Branching of the solution algorithm¶
The presented example demonstrates the use of the Multiport Switch block to implement a mechanism for selecting one of several branches in the model. This block allows switching between different solution options depending on the specified mode.
The system operation is organised as follows.
Mode selection. The first input port of the Multiport Switch block is used for mode control. This is a control signal that determines which branch of the solution should be activated.
Branch options:
- The first branch generates a pure sine wave. This is a signal without adding any distortion or noise.
- The second branch generates random noise, which can be used to model interference or random signals.
- The third branch combines the signals from the first two branches. This uses an adder block that sums the sine wave signal with the noise, creating a noisy sine wave.
As a result, the output of the block can be either a sine wave, noise, or a combination of both, depending on the specified mode.

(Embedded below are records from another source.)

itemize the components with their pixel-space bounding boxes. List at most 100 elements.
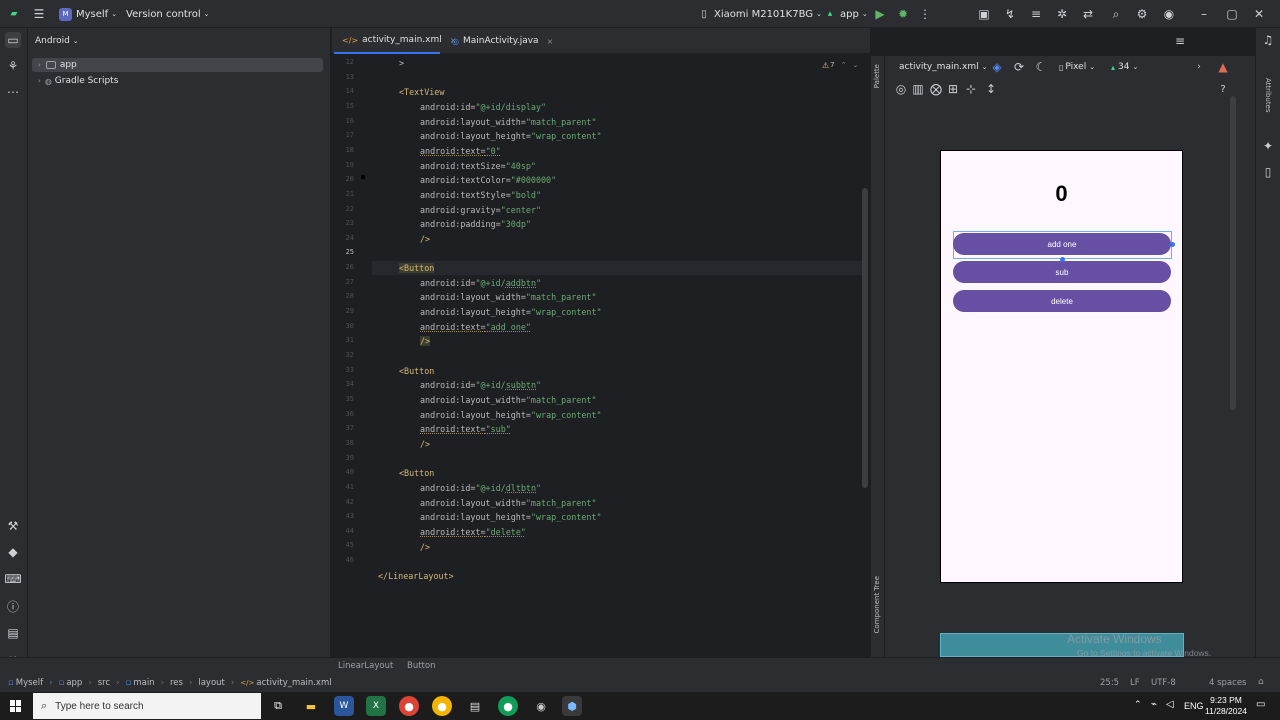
taskbar-search-box[interactable]: ⌕ Type here to search	[33, 693, 261, 719]
tree-item-gradle-scripts[interactable]: › ◍ Gradle Scripts	[32, 74, 323, 88]
close-icon[interactable]: ✕	[1251, 6, 1267, 22]
run-config-selector[interactable]: ▴ app ⌄	[822, 6, 868, 22]
resource-manager-icon[interactable]: ⚘	[5, 58, 21, 74]
network-icon[interactable]: ⌁	[1151, 699, 1157, 710]
help-icon[interactable]: ?	[1215, 81, 1231, 97]
nav-path-item[interactable]: Myself	[16, 678, 43, 688]
editor-scrollbar[interactable]	[862, 188, 868, 488]
nav-path-item[interactable]: app	[66, 678, 82, 688]
gear-icon[interactable]: ⚙	[1134, 6, 1150, 22]
eye-icon[interactable]: ◎	[893, 81, 909, 97]
chevron-up-icon[interactable]: ⌃	[1134, 700, 1142, 710]
account-icon[interactable]: ◉	[1161, 6, 1177, 22]
nav-path-item[interactable]: res	[170, 678, 183, 688]
project-view-selector[interactable]: Android ⌄	[35, 34, 79, 48]
blueprint-icon[interactable]: ▥	[910, 81, 926, 97]
notifications-icon[interactable]: ♫	[1260, 32, 1276, 48]
design-surface-icon[interactable]: ◈	[989, 59, 1005, 75]
magnet-icon[interactable]: ⨂	[928, 81, 944, 97]
design-scrollbar[interactable]	[1230, 96, 1236, 410]
excel-icon[interactable]: X	[366, 696, 386, 716]
nav-path-item[interactable]: src	[98, 678, 110, 688]
search-icon[interactable]: ⌕	[1108, 6, 1124, 22]
indent-setting[interactable]: 4 spaces	[1209, 678, 1246, 688]
display-textview[interactable]: 0	[941, 181, 1182, 207]
line-separator[interactable]: LF	[1130, 678, 1140, 688]
profiler-icon[interactable]: ⇄	[1080, 6, 1096, 22]
android-studio-taskbar-icon[interactable]: ⬢	[562, 696, 582, 716]
chevron-right-icon[interactable]: ›	[1191, 59, 1207, 75]
sub-button[interactable]: sub	[953, 261, 1171, 283]
task-view-icon[interactable]: ⧉	[268, 696, 288, 716]
night-mode-icon[interactable]: ☾	[1033, 59, 1049, 75]
project-selector[interactable]: M Myself ⌄	[59, 6, 117, 22]
inspection-widget[interactable]: ⚠ 7 ⌃ ⌄	[822, 59, 858, 71]
project-tool-icon[interactable]: ▭	[5, 32, 21, 48]
chrome-profile-icon[interactable]: ●	[432, 696, 452, 716]
windows-start-icon[interactable]	[10, 700, 22, 712]
nav-path-item[interactable]: main	[133, 678, 154, 688]
chevron-up-icon[interactable]: ⌃	[841, 61, 847, 69]
apply-changes-icon[interactable]: ↯	[1002, 6, 1018, 22]
resize-handle[interactable]	[1170, 242, 1175, 247]
nav-path-item[interactable]: layout	[198, 678, 225, 688]
chrome-icon[interactable]: ●	[399, 696, 419, 716]
file-explorer-icon[interactable]: ▬	[301, 696, 321, 716]
chevron-down-icon[interactable]: ⌄	[853, 61, 859, 69]
device-selector[interactable]: ▯ Xiaomi M2101K7BG ⌄	[696, 6, 822, 22]
align-icon[interactable]: ⊹	[963, 81, 979, 97]
file-encoding[interactable]: UTF-8	[1151, 678, 1176, 688]
guidelines-icon[interactable]: ↕	[983, 81, 999, 97]
caret-position[interactable]: 25:5	[1100, 678, 1119, 688]
volume-icon[interactable]: ◁	[1166, 699, 1174, 710]
build-icon[interactable]: ⚒	[5, 518, 21, 534]
app-window-icon[interactable]: ▤	[465, 696, 485, 716]
clock-date[interactable]: 11/28/2024	[1202, 706, 1250, 716]
problems-icon[interactable]: ⓘ	[5, 598, 21, 614]
tree-item-app[interactable]: › app	[32, 58, 323, 72]
device-dropdown[interactable]: ▯ Pixel ⌄	[1059, 60, 1095, 74]
logcat-icon[interactable]: ⌨	[4, 571, 21, 587]
terminal-icon[interactable]: ▤	[5, 625, 21, 641]
main-menu-icon[interactable]: ☰	[31, 6, 47, 22]
breadcrumb-item[interactable]: LinearLayout	[338, 661, 393, 671]
debug-icon[interactable]: ✹	[895, 6, 911, 22]
language-indicator[interactable]: ENG	[1184, 701, 1204, 711]
gemini-icon[interactable]: ✦	[1260, 138, 1276, 154]
chrome-alt-icon[interactable]: ●	[498, 696, 518, 716]
device-manager-icon[interactable]: ▣	[976, 6, 992, 22]
minimize-icon[interactable]: –	[1196, 6, 1212, 22]
clock-time[interactable]: 9:23 PM	[1204, 695, 1248, 705]
delete-button[interactable]: delete	[953, 290, 1171, 312]
run-icon[interactable]: ▶	[872, 6, 888, 22]
maximize-icon[interactable]: ▢	[1224, 6, 1240, 22]
attributes-tab[interactable]: Attributes	[1264, 78, 1272, 113]
bug-icon[interactable]: ✲	[1054, 6, 1070, 22]
margin-icon[interactable]: ⊞	[945, 81, 961, 97]
warning-icon[interactable]: ▲	[1215, 59, 1231, 75]
add-one-button[interactable]: add one	[953, 233, 1171, 255]
word-icon[interactable]: W	[334, 696, 354, 716]
notification-center-icon[interactable]: ▭	[1256, 699, 1265, 710]
phone-preview[interactable]: 0 add one sub delete	[940, 150, 1183, 583]
more-tools-icon[interactable]: ⋯	[5, 84, 21, 100]
resize-handle[interactable]	[1060, 257, 1065, 262]
gem-icon[interactable]: ◆	[5, 544, 21, 560]
device-mirror-icon[interactable]: ▯	[1260, 164, 1276, 180]
file-selector[interactable]: activity_main.xml ⌄	[899, 60, 988, 74]
obs-icon[interactable]: ◉	[531, 696, 551, 716]
component-tree-tab[interactable]: Component Tree	[873, 576, 881, 633]
palette-tab[interactable]: Palette	[873, 64, 881, 88]
breadcrumb-item[interactable]: Button	[407, 661, 435, 671]
orientation-icon[interactable]: ⟳	[1011, 59, 1027, 75]
nav-path-item[interactable]: activity_main.xml	[256, 678, 331, 688]
tab-activity-main-xml[interactable]: </> activity_main.xml ×	[334, 28, 456, 54]
lock-icon[interactable]: ⌂	[1258, 677, 1264, 687]
more-icon[interactable]: ⋮	[917, 6, 933, 22]
tab-mainactivity-java[interactable]: ◎ MainActivity.java ×	[444, 28, 554, 54]
close-icon[interactable]: ×	[547, 37, 554, 46]
sync-icon[interactable]: ≡	[1028, 6, 1044, 22]
api-dropdown[interactable]: ▴ 34 ⌄	[1111, 60, 1138, 74]
hamburger-icon[interactable]: ≡	[1172, 33, 1188, 49]
vcs-menu[interactable]: Version control ⌄	[126, 6, 210, 22]
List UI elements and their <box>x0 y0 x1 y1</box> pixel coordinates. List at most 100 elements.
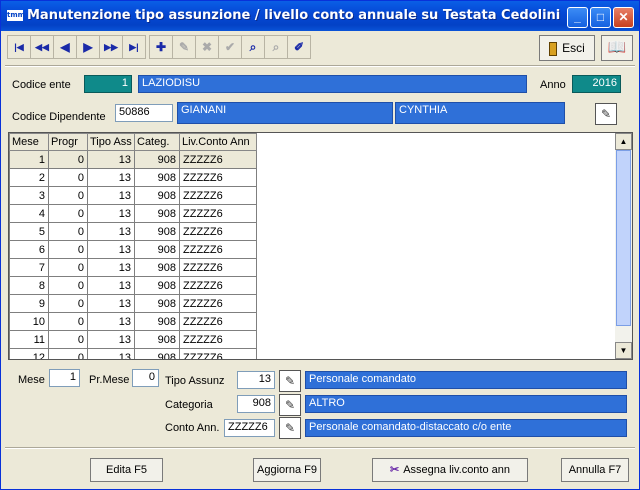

This approach allows flexible control over the behaviour of the model, which is useful for different scenarios. For example, one mode can be used to analyse a clean signal, another mode to analyse the effect of noise, and a third mode to investigate the properties of the signal under interference conditions. This makes the system suitable for modelling, testing and analysis under changing parameters.
The model itself is shown in the figure below:
Now let's move on to analysing the model.
Auxiliary functions¶
# Подключение вспомогательной функции запуска модели.
function run_model( name_model)
Path = (@__DIR__) * "/" * name_model * ".engee"
if name_model in [m.name for m in engee.get_all_models()] # Проверка условия загрузки модели в ядро
model = engee.open( name_model ) # Открыть модель
model_output = engee.run( model, verbose=true ); # Запустить модель
else
model = engee.load( Path, force=true ) # Загрузить модель
model_output = engee.run( model, verbose=true ); # Запустить модель
engee.close( name_model, force=true ); # Закрыть модель
end
sleep(5)
return model_output
end
gr()
Mode comparison¶
mode=1
run_model("Multiport_Switch") # Запуск модели.
signal_out = collect(signal_out)
plot(signal_out.time,signal_out.value, title = "mode: $(mode)", label = "Синусоида")
mode=2
run_model("Multiport_Switch") # Запуск модели.
signal_out = collect(signal_out)
plot(signal_out.time,signal_out.value, title = "mode: $(mode)", label = "Шум")
mode=3
run_model("Multiport_Switch") # Запуск модели.
signal_out = collect(signal_out)
plot(signal_out.time,signal_out.value, title = "mode: $(mode)", label = "Зашумленная синусоида")
Conclusion¶
The constructed graphs confirmed the correctness of the system operation: all modes are displayed as we expect them to be.
This model successfully demonstrates the ability to choose between a pure sinusoid, noise and noisy signal, providing a clear and flexible tool for analysing different signal scenarios.